5. On the Road by Jack Kerouac
Angsty & beautiful, though super sexist.

6. Albion's Seed by David Hackett Fischer (audiobook)
There wasn't one English migration to America, there were four! The Puritans, Cavaliers, Quakers, and Borderers. Provocative thesis, well defended. If you have English heritage, it's fun to identify your group(s) and the folkways that have carried down into your own life.

7. [didn't finish] Eloquent Rage by Brittany Cooper
Good memoir of a black feminist professor.

8. The Dot and the Line by Norton Juster
Beautiful picture-book by the author of The Phantom Tollbooth.

9. Blood Meridian by Cormac McCarthy

10. In the Realm of Hungry Ghosts by Gabor Maté
Finally finished this after a year of punching away. Probably the best book on addiction yet written (Chasing the Scream is a better intro but draws heavily from Hungry Ghosts).

11. [didn't finish] The Essential Rumi by Rumi (Coleman Barks translation)
Beautiful poems (I especially liked this one), but I got miffed when I learned that the "translator" isn't really translating.

12. Citizen by Claudia Rankine
Lovely poem about being black in America. The first few sections were my favorite.
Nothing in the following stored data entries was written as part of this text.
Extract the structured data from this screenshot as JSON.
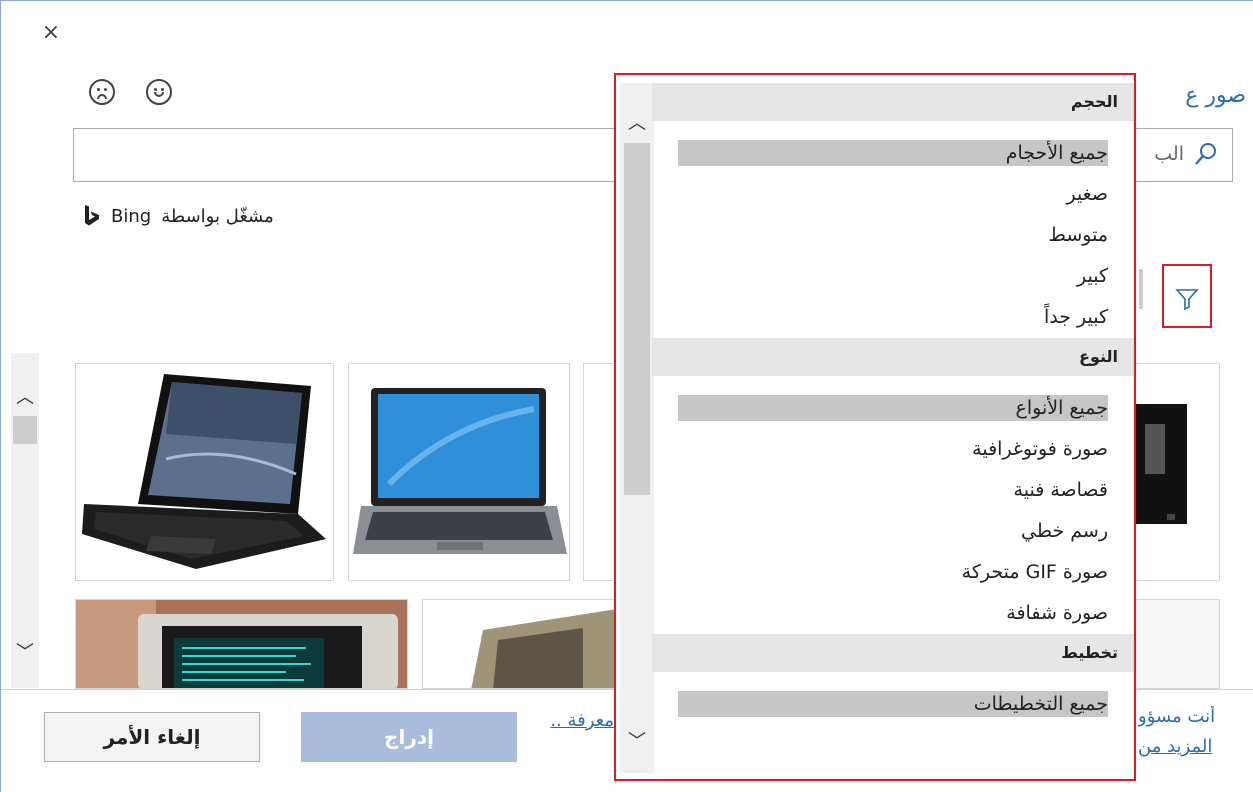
{
  "dialog": {
    "close_label": "×",
    "title_partial": "صور ع",
    "search_placeholder_partial": "الب",
    "powered_by_label": "مشغّل بواسطة",
    "brand": "Bing"
  },
  "feedback": {
    "sad_icon": "frown-face-icon",
    "happy_icon": "smile-face-icon"
  },
  "filter": {
    "icon": "funnel-filter-icon"
  },
  "dropdown": {
    "sections": [
      {
        "header": "الحجم",
        "items": [
          {
            "label": "جميع الأحجام",
            "selected": true
          },
          {
            "label": "صغير",
            "selected": false
          },
          {
            "label": "متوسط",
            "selected": false
          },
          {
            "label": "كبير",
            "selected": false
          },
          {
            "label": "كبير جداً",
            "selected": false
          }
        ]
      },
      {
        "header": "النوع",
        "items": [
          {
            "label": "جميع الأنواع",
            "selected": true
          },
          {
            "label": "صورة فوتوغرافية",
            "selected": false
          },
          {
            "label": "قصاصة فنية",
            "selected": false
          },
          {
            "label": "رسم خطي",
            "selected": false
          },
          {
            "label": "صورة GIF متحركة",
            "selected": false
          },
          {
            "label": "صورة شفافة",
            "selected": false
          }
        ]
      },
      {
        "header": "تخطيط",
        "items": [
          {
            "label": "جميع التخطيطات",
            "selected": true
          }
        ]
      }
    ]
  },
  "footer": {
    "cancel_label": "إلغاء الأمر",
    "insert_label": "إدراج",
    "learn_more_partial": "معرفة ..",
    "responsibility_line1": "أنت مسؤو",
    "responsibility_line2": "المزيد من"
  },
  "colors": {
    "accent_red": "#e01a22",
    "link_blue": "#2b6cb0",
    "insert_disabled": "#a9bcdc"
  }
}
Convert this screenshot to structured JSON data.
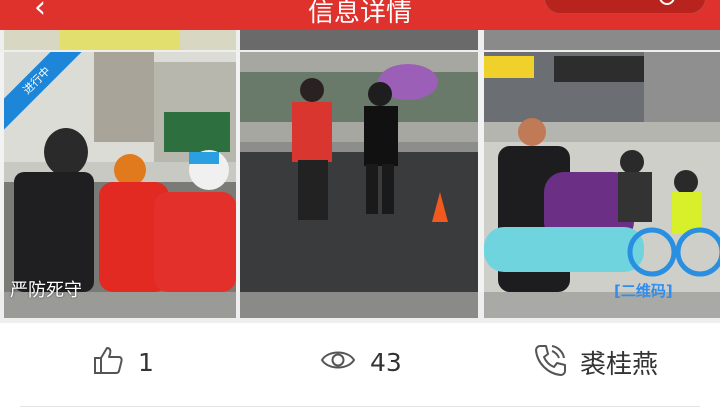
{
  "header": {
    "back_icon": "chevron-left-icon",
    "title": "信息详情",
    "accent_color": "#e0322c"
  },
  "gallery": {
    "status_ribbon": "进行中",
    "caption_left": "严防死守",
    "caption_right": "[二维码]",
    "ribbon_color": "#1e86d8"
  },
  "stats": {
    "likes_icon": "thumbs-up-icon",
    "likes": "1",
    "views_icon": "eye-icon",
    "views": "43",
    "phone_icon": "phone-icon",
    "contact_name": "裘桂燕"
  }
}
13. [didn't finish] The Macho Paradox by Jackson Katz
Flipped through this. Pretty dated (see: long passages about Eminem) and strangely structured (see: prefatory note addressing what the "Macho Paradox" is, because it's not defined (or mentioned!) in the main text), but it's aimed in a good direction.
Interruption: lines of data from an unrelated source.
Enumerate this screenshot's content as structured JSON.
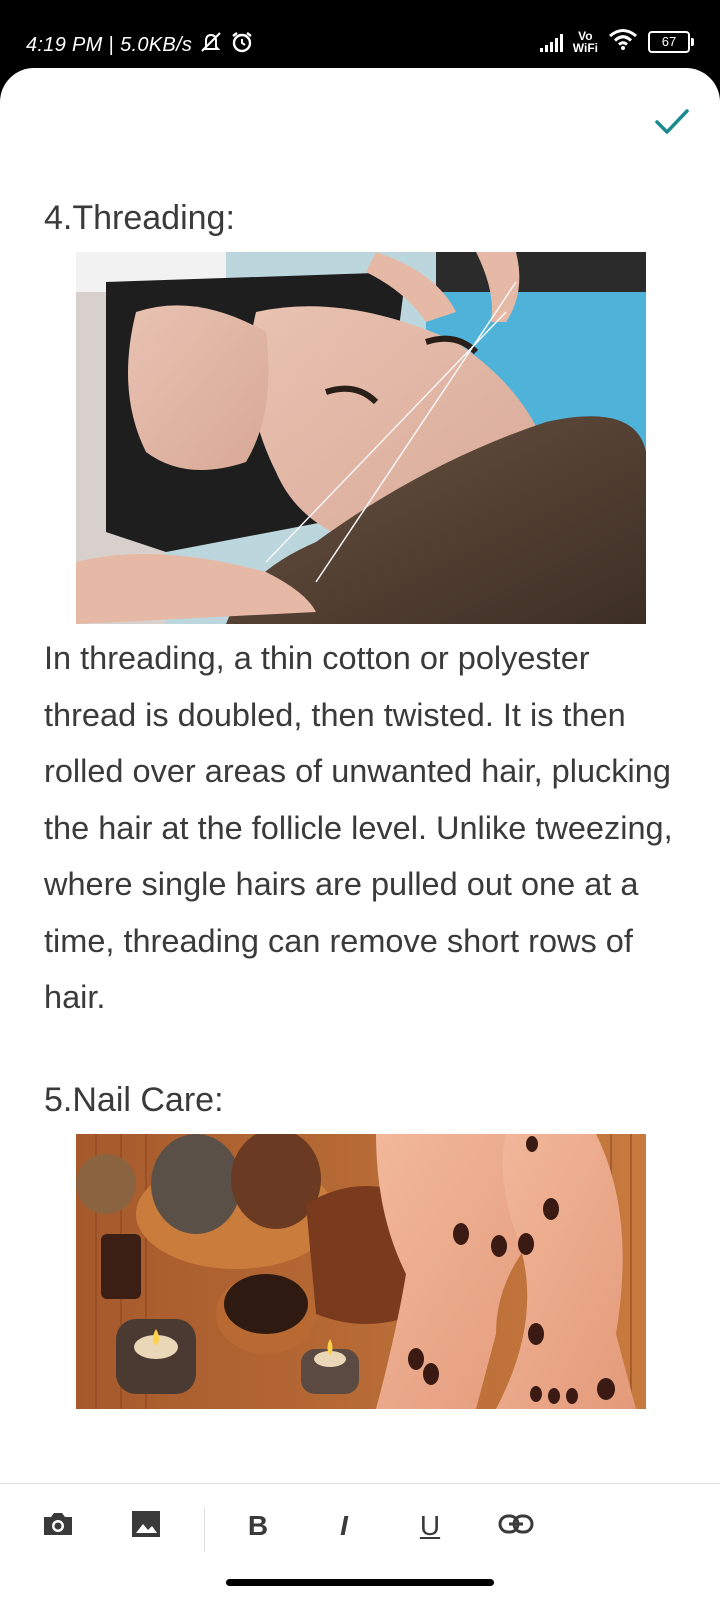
{
  "status_bar": {
    "time": "4:19 PM",
    "separator": "|",
    "net_speed": "5.0KB/s",
    "vowifi_top": "Vo",
    "vowifi_bottom": "WiFi",
    "battery": "67",
    "icons": [
      "mute-icon",
      "alarm-icon",
      "signal-icon",
      "wifi-icon",
      "battery-icon"
    ]
  },
  "editor": {
    "done_icon": "check-icon",
    "accent_color": "#1b8a8f",
    "sections": [
      {
        "heading": "4.Threading:",
        "image": "threading-photo",
        "body": "In threading, a thin cotton or polyester thread is doubled, then twisted. It is then rolled over areas of unwanted hair, plucking the hair at the follicle level. Unlike tweezing, where single hairs are pulled out one at a time, threading can remove short rows of hair."
      },
      {
        "heading": "5.Nail Care:",
        "image": "nail-care-photo"
      }
    ]
  },
  "toolbar": {
    "camera": "camera-icon",
    "gallery": "image-icon",
    "bold": "B",
    "italic": "I",
    "underline": "U",
    "link": "link-icon"
  }
}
14. [didn't finish] On the Historicity of Jesus by Richard Carrier
Interesting premise. Gwern's review felt like the 80/20 so I dropped it.
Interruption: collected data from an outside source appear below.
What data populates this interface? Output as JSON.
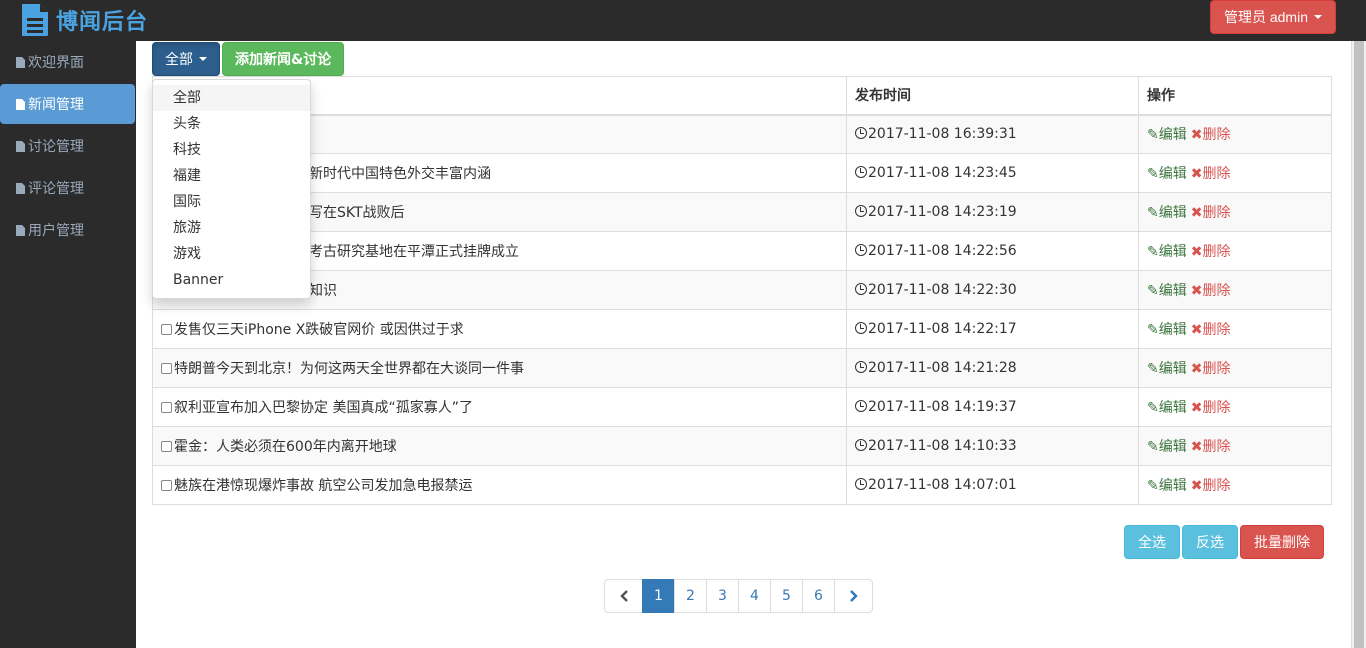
{
  "header": {
    "logo_text": "博闻后台",
    "admin_label": "管理员 admin"
  },
  "sidebar": {
    "items": [
      {
        "label": "欢迎界面",
        "active": false
      },
      {
        "label": "新闻管理",
        "active": true
      },
      {
        "label": "讨论管理",
        "active": false
      },
      {
        "label": "评论管理",
        "active": false
      },
      {
        "label": "用户管理",
        "active": false
      }
    ]
  },
  "toolbar": {
    "filter_label": "全部",
    "add_label": "添加新闻&讨论"
  },
  "dropdown": {
    "options": [
      "全部",
      "头条",
      "科技",
      "福建",
      "国际",
      "旅游",
      "游戏",
      "Banner"
    ],
    "highlighted": "全部"
  },
  "table": {
    "headers": {
      "time": "发布时间",
      "ops": "操作"
    },
    "edit_label": "编辑",
    "delete_label": "删除",
    "rows": [
      {
        "title": "",
        "time": "2017-11-08 16:39:31"
      },
      {
        "title": "新时代中国特色外交丰富内涵",
        "time": "2017-11-08 14:23:45"
      },
      {
        "title": "写在SKT战败后",
        "time": "2017-11-08 14:23:19"
      },
      {
        "title": "考古研究基地在平潭正式挂牌成立",
        "time": "2017-11-08 14:22:56"
      },
      {
        "title": "知识",
        "time": "2017-11-08 14:22:30"
      },
      {
        "title": "发售仅三天iPhone X跌破官网价 或因供过于求",
        "time": "2017-11-08 14:22:17"
      },
      {
        "title": "特朗普今天到北京！为何这两天全世界都在大谈同一件事",
        "time": "2017-11-08 14:21:28"
      },
      {
        "title": "叙利亚宣布加入巴黎协定 美国真成“孤家寡人”了",
        "time": "2017-11-08 14:19:37"
      },
      {
        "title": "霍金：人类必须在600年内离开地球",
        "time": "2017-11-08 14:10:33"
      },
      {
        "title": "魅族在港惊现爆炸事故 航空公司发加急电报禁运",
        "time": "2017-11-08 14:07:01"
      }
    ]
  },
  "actions": {
    "select_all": "全选",
    "invert": "反选",
    "batch_delete": "批量删除"
  },
  "pagination": {
    "pages": [
      "1",
      "2",
      "3",
      "4",
      "5",
      "6"
    ],
    "current": "1"
  }
}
15. you are a little bit happier than i am by Tao Lin
Angsty poems – fun to read out loud.

16. Biomega Vol. 1 by Tsutomu Nihei
Beautiful aesthetic, dark story, fast pacing.

17. Trip: Psychedelics, Alienation, and Change by Tao Lin
Tao Lin discovers psychedelics.

18. [didn't finish] The Bodhisattva Ideal by Sangharakshita
Pretty dry, I lost interest after a while. I have an intuition that there are gems here, so probably will return to it someday.

19. The Three-Body Problem by Liu Cixin (Ken Liu translation)
Very creative hard sci-fi: interstellar communication & the Cultural Revolution. I want to read the whole trilogy now!

20. Discipline & Punish by Michel Foucault
Read about half of this. Dense & good, a lot of strong assertions. Interesting to see the natal forms of current memes being used in a very different context.